SDUSD Should Lease Armored Vehicle, Add Patrol Cars: Trustee

One school board member proposed leasing the armored vehicle to local police and using the money to fund new school police cars

A San Diego Unified School Board trustee said Thursday he considers the district’s acquisition of an armored vehicle a “misguided priority.”

School Board Trustee Scott Barnett said the Mine Resistant Ambush Protected vehicle is not something the district should have in its fleet.

“We’re a school district, we’re about education,” he said.

"Yes we do need to protect our kids but I believe this vehicle - armred vehicle - is misguided and does not represent what the district wants to put out there as the symbol of our district." 

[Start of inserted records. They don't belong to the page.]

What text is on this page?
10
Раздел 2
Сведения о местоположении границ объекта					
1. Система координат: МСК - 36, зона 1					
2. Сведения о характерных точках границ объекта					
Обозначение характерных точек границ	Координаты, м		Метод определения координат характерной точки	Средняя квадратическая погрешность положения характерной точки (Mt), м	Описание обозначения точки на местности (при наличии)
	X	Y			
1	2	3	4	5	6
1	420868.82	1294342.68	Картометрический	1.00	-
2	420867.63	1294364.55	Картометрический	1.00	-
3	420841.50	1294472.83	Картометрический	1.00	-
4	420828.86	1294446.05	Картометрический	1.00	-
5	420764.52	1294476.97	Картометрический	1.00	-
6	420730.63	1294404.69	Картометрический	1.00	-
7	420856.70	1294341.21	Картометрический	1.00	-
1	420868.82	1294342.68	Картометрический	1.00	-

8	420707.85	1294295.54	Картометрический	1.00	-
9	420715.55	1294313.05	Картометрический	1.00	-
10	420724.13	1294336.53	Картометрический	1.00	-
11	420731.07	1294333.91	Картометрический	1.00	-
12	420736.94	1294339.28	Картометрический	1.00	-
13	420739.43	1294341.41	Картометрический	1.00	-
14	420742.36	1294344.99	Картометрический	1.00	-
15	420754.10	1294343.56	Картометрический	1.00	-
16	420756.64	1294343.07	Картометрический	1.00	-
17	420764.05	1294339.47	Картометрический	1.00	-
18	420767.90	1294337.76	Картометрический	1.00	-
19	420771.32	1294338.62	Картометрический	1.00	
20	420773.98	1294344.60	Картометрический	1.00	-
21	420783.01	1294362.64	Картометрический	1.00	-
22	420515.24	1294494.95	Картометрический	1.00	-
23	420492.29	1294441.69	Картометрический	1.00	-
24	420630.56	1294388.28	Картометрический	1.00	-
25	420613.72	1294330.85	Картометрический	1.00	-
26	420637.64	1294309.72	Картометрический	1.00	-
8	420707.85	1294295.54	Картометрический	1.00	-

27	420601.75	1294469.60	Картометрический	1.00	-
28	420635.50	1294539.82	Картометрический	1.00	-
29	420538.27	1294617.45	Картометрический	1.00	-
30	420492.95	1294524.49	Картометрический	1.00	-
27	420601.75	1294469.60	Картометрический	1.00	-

SDUSD accepted the $710,000 MRAP as part of a program to distribute vehicles left over after withdrawals from Afghanistan and Iraq. The only cost would be shipping the vehicle from Texas to San Diego (estimated to be $1,000 to $4,700).

According to an internal memo sent to SDUSD Superintendent Cindy Marten from the district’s police chief, cost of maintaining the School Police Student Rescue Vehicle would range from $500 to $1,000 annually.

The second largest school district in the state of California has a fleet of approximately 1,000 vehicles ranging from school buses to maintenance and delivery trucks.

According to Barnett, SDUSD has no plan for replacing its aging vehicles including 10 of the district's police cruisers that each has over 130,000 miles.

Through the grant, SDUSD cannot sell the MRAP but Barnett proposed leasing the armored vehicle to local police and using the money to fund new school police cars.

San Diego Unified School Police Chief Rueben Littlejohn says leasing the MRAP to other law enforcement agencies would counteract the benefit of owning it.

“In an active shooter situation this vehicle, which is bulletproof, would be backed up to a classroom door as close as possible and officers would usher students and teachers into the vehicle and get them out of harm's way as quickly as possible,” Chief Littlejohn said.

He believes if school police had to wait for its arrival, it would not be useful in an emergency situation.

Barnett said the plan to accept the MRAP was not discussed with the board or listed on a board agenda. He said he first learned of the plan through a post on Facebook.

“This is an issue that the school board would have been interested in at least knowing about and, I believe, discussing and determining whether or not this is something we want in our fleet,” Barnett said.

In his opinion, the district should have waited to accept the grant until school officials had the chance to see results of a two-year review of the district's security needs. That report is scheduled to be released Sept. 23.